Before any of that’s possible, though, Lundberg had to become the company’s expert on the complex, constantly evolving regulations that govern food safety in America. Lundberg: “I went back to school for six months to become FDA food-safety licensed. It’s essential in managing a business in which public trust is everything.”
With no direct experience in commercial baking, Peterson and Lundberg knew they needed outside, third-party assistance. They found it at The Center For Industrial Research and Service — CIRAS — at Iowa State University which, since 1963, has served as a sort of small business incubator.
In the last five years, CIRAS has advised more than 4,500 businesses in all of Iowa’s 99 counties in making the transition from idea to functioning business.
In the case of Tic Tac Dough, this meant creating a factory floor blueprint that would not only efficiently produce cookie dough, and finished cookies, but do so in a way that would pass FDA regulations.
Peterson said simply: “Working with CIRAS was invaluable.”
The business will be developed in three phases.
In phase one, which Lundberg called “a small operation with a local brand,” the company will begin making cookies on a small scale to perfect its recipes and baking process. The only sales outlet, for the near-term, is a counter in the lobby of the factory at 1921 West James Street. If you go in to buy one of the company’s eight present flavors — a ninth is about to be announced — Lundberg himself will probably take your order.

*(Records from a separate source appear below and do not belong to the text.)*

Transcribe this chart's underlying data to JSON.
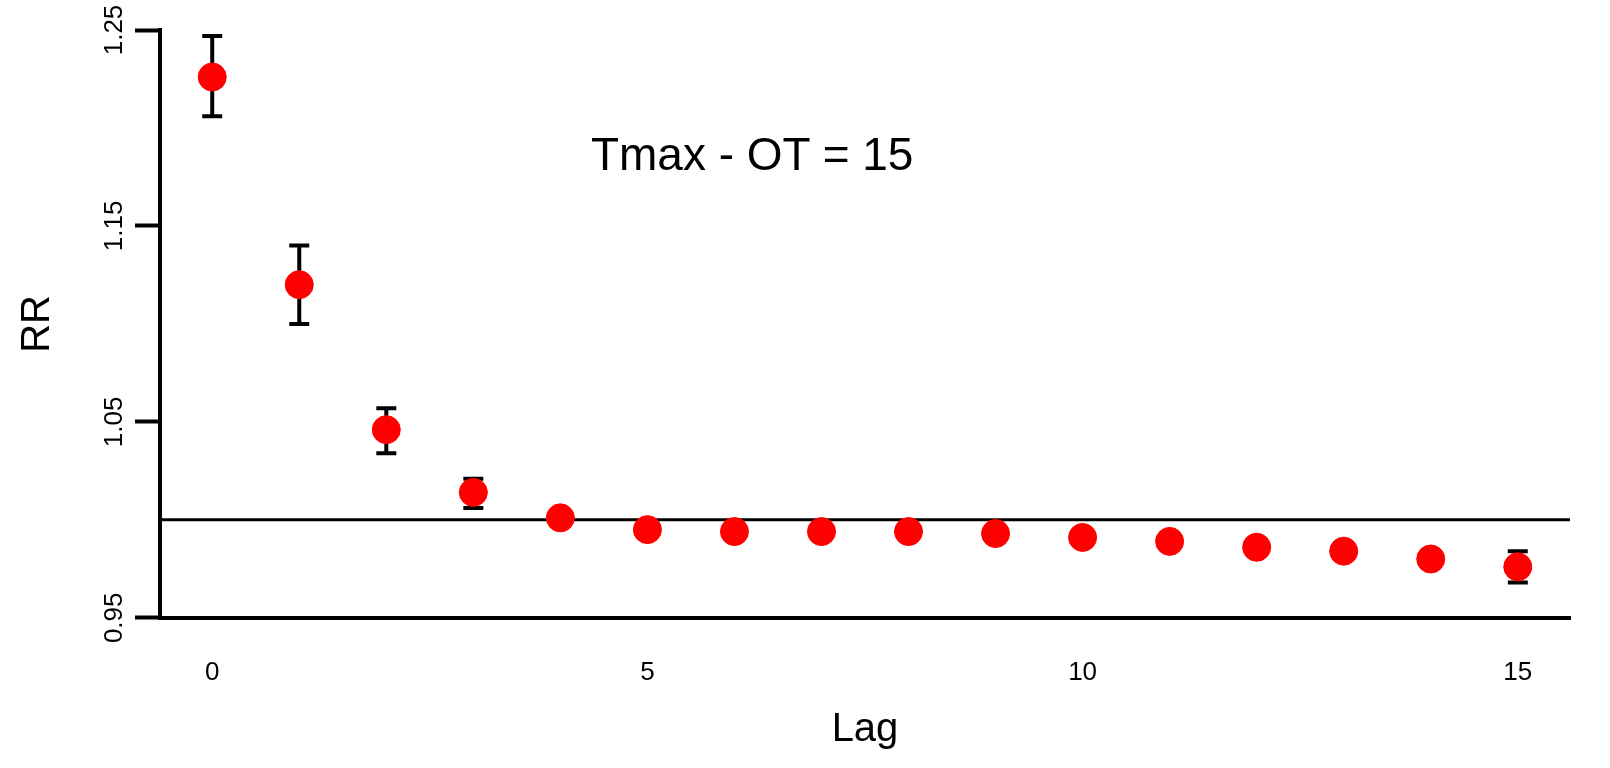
{
  "chart_data": {
    "type": "scatter",
    "xlabel": "Lag",
    "ylabel": "RR",
    "annotations": [
      "Tmax - OT = 15"
    ],
    "x": [
      0,
      1,
      2,
      3,
      4,
      5,
      6,
      7,
      8,
      9,
      10,
      11,
      12,
      13,
      14,
      15
    ],
    "series": [
      {
        "color": "#ff0000",
        "values": [
          1.226,
          1.12,
          1.046,
          1.014,
          1.001,
          0.995,
          0.994,
          0.994,
          0.994,
          0.993,
          0.991,
          0.989,
          0.986,
          0.984,
          0.98,
          0.976
        ],
        "errors": [
          [
            1.206,
            1.247
          ],
          [
            1.1,
            1.14
          ],
          [
            1.034,
            1.057
          ],
          [
            1.006,
            1.021
          ],
          null,
          null,
          null,
          null,
          null,
          null,
          null,
          null,
          null,
          null,
          null,
          [
            0.968,
            0.984
          ]
        ]
      }
    ],
    "xlim": [
      -0.6,
      15.6
    ],
    "xticks": [
      0,
      5,
      10,
      15
    ],
    "ylim": [
      0.95,
      1.25
    ],
    "yticks": [
      0.95,
      1.05,
      1.15,
      1.25
    ],
    "ref_lines": [
      {
        "axis": "y",
        "value": 1,
        "color": "#000000"
      }
    ],
    "marker": "circle",
    "grid": false,
    "legend": false
  }
}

Behind glass doors, the company’s first two bakers, Brenda Hanlin and Tawnya Griffin, can clearly be seen making cookies.

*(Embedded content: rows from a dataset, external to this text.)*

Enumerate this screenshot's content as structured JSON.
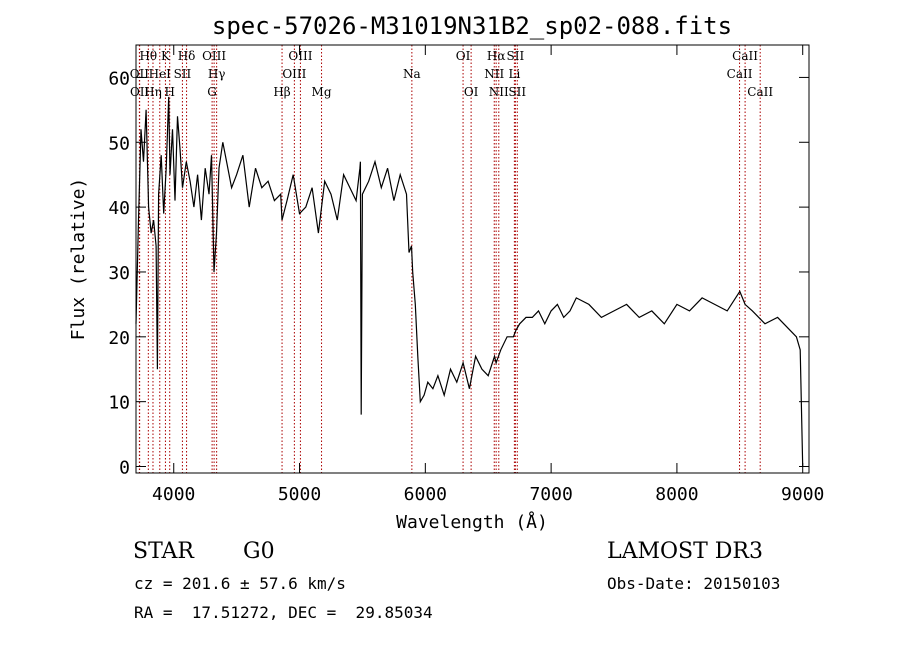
{
  "chart_data": {
    "type": "line",
    "title": "spec-57026-M31019N31B2_sp02-088.fits",
    "xlabel": "Wavelength (Å)",
    "ylabel": "Flux (relative)",
    "xlim": [
      3700,
      9050
    ],
    "ylim": [
      -1,
      65
    ],
    "xticks": [
      4000,
      5000,
      6000,
      7000,
      8000,
      9000
    ],
    "yticks": [
      0,
      10,
      20,
      30,
      40,
      50,
      60
    ],
    "grid": false,
    "series": [
      {
        "x": [
          3700,
          3720,
          3740,
          3760,
          3780,
          3800,
          3820,
          3840,
          3860,
          3870,
          3880,
          3900,
          3920,
          3940,
          3960,
          3970,
          3990,
          4010,
          4030,
          4050,
          4070,
          4100,
          4130,
          4160,
          4190,
          4220,
          4250,
          4280,
          4300,
          4320,
          4340,
          4360,
          4390,
          4420,
          4460,
          4500,
          4550,
          4600,
          4650,
          4700,
          4750,
          4800,
          4850,
          4861,
          4900,
          4950,
          5000,
          5050,
          5100,
          5150,
          5200,
          5250,
          5300,
          5350,
          5400,
          5450,
          5480,
          5484,
          5490,
          5500,
          5550,
          5600,
          5650,
          5700,
          5750,
          5800,
          5850,
          5870,
          5890,
          5900,
          5920,
          5940,
          5960,
          5990,
          6020,
          6060,
          6100,
          6150,
          6200,
          6250,
          6300,
          6350,
          6400,
          6450,
          6500,
          6550,
          6563,
          6600,
          6650,
          6700,
          6720,
          6750,
          6800,
          6850,
          6900,
          6950,
          7000,
          7050,
          7100,
          7150,
          7200,
          7300,
          7400,
          7500,
          7600,
          7700,
          7800,
          7900,
          8000,
          8100,
          8200,
          8300,
          8400,
          8500,
          8542,
          8600,
          8700,
          8800,
          8900,
          8950,
          8980,
          9000
        ],
        "values": [
          22,
          38,
          52,
          47,
          55,
          40,
          36,
          38,
          34,
          15,
          42,
          48,
          39,
          46,
          57,
          45,
          52,
          41,
          54,
          49,
          43,
          47,
          44,
          40,
          45,
          38,
          46,
          42,
          48,
          30,
          36,
          46,
          50,
          47,
          43,
          45,
          48,
          40,
          46,
          43,
          44,
          41,
          42,
          38,
          41,
          45,
          39,
          40,
          43,
          36,
          44,
          42,
          38,
          45,
          43,
          41,
          46,
          47,
          8,
          42,
          44,
          47,
          43,
          46,
          41,
          45,
          42,
          33,
          34,
          30,
          25,
          17,
          10,
          11,
          13,
          12,
          14,
          11,
          15,
          13,
          16,
          12,
          17,
          15,
          14,
          17,
          16,
          18,
          20,
          20,
          21,
          22,
          23,
          23,
          24,
          22,
          24,
          25,
          23,
          24,
          26,
          25,
          23,
          24,
          25,
          23,
          24,
          22,
          25,
          24,
          26,
          25,
          24,
          27,
          25,
          24,
          22,
          23,
          21,
          20,
          18,
          0
        ]
      }
    ],
    "line_labels": [
      {
        "label": "Hθ",
        "x": 3798,
        "row": 0
      },
      {
        "label": "Hη",
        "x": 3835,
        "row": 2
      },
      {
        "label": "OII",
        "x": 3727,
        "row": 1
      },
      {
        "label": "OII",
        "x": 3729,
        "row": 2
      },
      {
        "label": "HeI",
        "x": 3889,
        "row": 1
      },
      {
        "label": "K",
        "x": 3934,
        "row": 0
      },
      {
        "label": "H",
        "x": 3968,
        "row": 2
      },
      {
        "label": "SII",
        "x": 4069,
        "row": 1
      },
      {
        "label": "Hδ",
        "x": 4102,
        "row": 0
      },
      {
        "label": "OIII",
        "x": 4321,
        "row": 0
      },
      {
        "label": "Hγ",
        "x": 4341,
        "row": 1
      },
      {
        "label": "G",
        "x": 4305,
        "row": 2
      },
      {
        "label": "Hβ",
        "x": 4861,
        "row": 2
      },
      {
        "label": "OIII",
        "x": 4959,
        "row": 1
      },
      {
        "label": "OIII",
        "x": 5007,
        "row": 0
      },
      {
        "label": "Mg",
        "x": 5175,
        "row": 2
      },
      {
        "label": "Na",
        "x": 5893,
        "row": 1
      },
      {
        "label": "OI",
        "x": 6300,
        "row": 0
      },
      {
        "label": "OI",
        "x": 6364,
        "row": 2
      },
      {
        "label": "Hα",
        "x": 6563,
        "row": 0
      },
      {
        "label": "NII",
        "x": 6548,
        "row": 1
      },
      {
        "label": "NII",
        "x": 6584,
        "row": 2
      },
      {
        "label": "SII",
        "x": 6716,
        "row": 0
      },
      {
        "label": "Li",
        "x": 6708,
        "row": 1
      },
      {
        "label": "SII",
        "x": 6731,
        "row": 2
      },
      {
        "label": "CaII",
        "x": 8542,
        "row": 0
      },
      {
        "label": "CaII",
        "x": 8498,
        "row": 1
      },
      {
        "label": "CaII",
        "x": 8662,
        "row": 2
      }
    ],
    "line_color": "#aa0000"
  },
  "info": {
    "class": "STAR",
    "subclass": "G0",
    "survey": "LAMOST DR3",
    "cz": "cz = 201.6 ± 57.6 km/s",
    "obs_date": "Obs-Date: 20150103",
    "coords": "RA =  17.51272, DEC =  29.85034"
  }
}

In phase two, the company will scale up its ability to make cookie dough in commercial-sized batches. It already has mixers that can make 1,200 pounds of dough at a time, a quantity that could be shipped to commercial bakeries across the country to serve local markets.

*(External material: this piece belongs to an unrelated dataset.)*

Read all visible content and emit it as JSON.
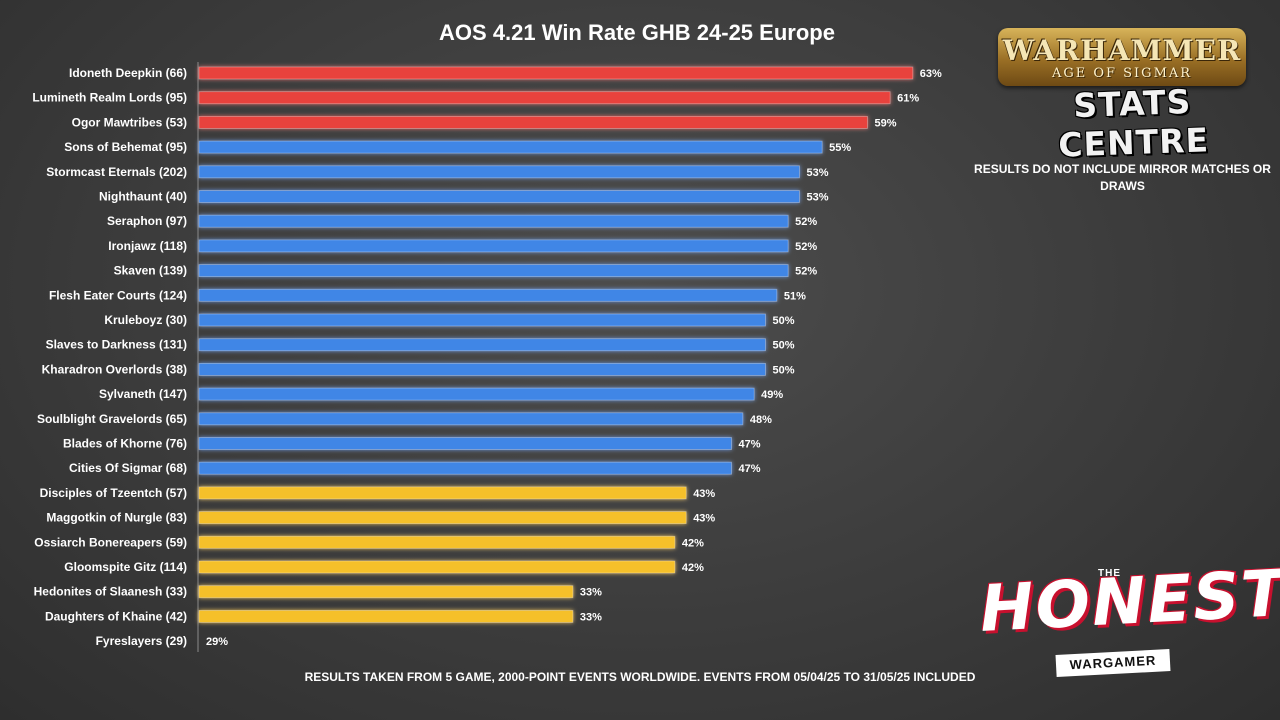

Other phase two products include pails of premade dough that you can scoop and bake yourself at home, and pre portioned “cookie pucks” — or circles of dough — that don’t even require scooping. These would be sold to consumers.
All that’s needed for any of these products to ramp up is a launch customer; Lundberg is hard at work on that.
Phase three will see mass production of baked and packaged cookies for distribution through several possible channels, including grocery stores, restaurants and fundraising opportunities.
Somebody, after all, has to make all those cookies Girl Scouts sell every spring. Should a high-volume customer such as this come calling, Lundberg will be ready.
“We have equipment now to produce as many as 20,000 to 30,000 cookies an hour.”
Peterson thinks it’s likely that more than one route to market will develop into a sizeable business, perhaps simultaneously, and when it does Tic Tac Dough’s Webster City facility is one with lots of room for growth.
“We own a 45,000-square-foot facility which we believe can become the largest commercial bakery in the state of Iowa.”
Many kinds of cookies are sold in America today. Just look at the shelf space devoted to cookies in supermarkets.
When asked what the top-selling cookie in America is today, Lundberg didn’t hesitate. “It’s Oreos.”
Introduced in 1912 by the National Biscuit Company (Nabisco), more than 40 billion Oreo cookies are sold in 100 countries every year, making it by far the world’s most popular brand.
That’s not the market Tic Tac Dough is targeting with its first product line: the individually-packaged cookies named after Webster city people, places and landmarks.
“We’re a premium, hand-made, soft-baked, gourmet cookie,” Lundberg said.
The cookies weigh 3 ounces each and sell for $2.50. They are, in short, the kind of cookies many Americans may once have made at home, but few have the time, or experience, to make today.
The company is hosting a ribbon-cutting today at noon to officially mark the opening of the factory. You can buy Webster City brand cookies at Tic Tac Dough’s store from 11 a.m. to 5 p.m. Monday to Friday.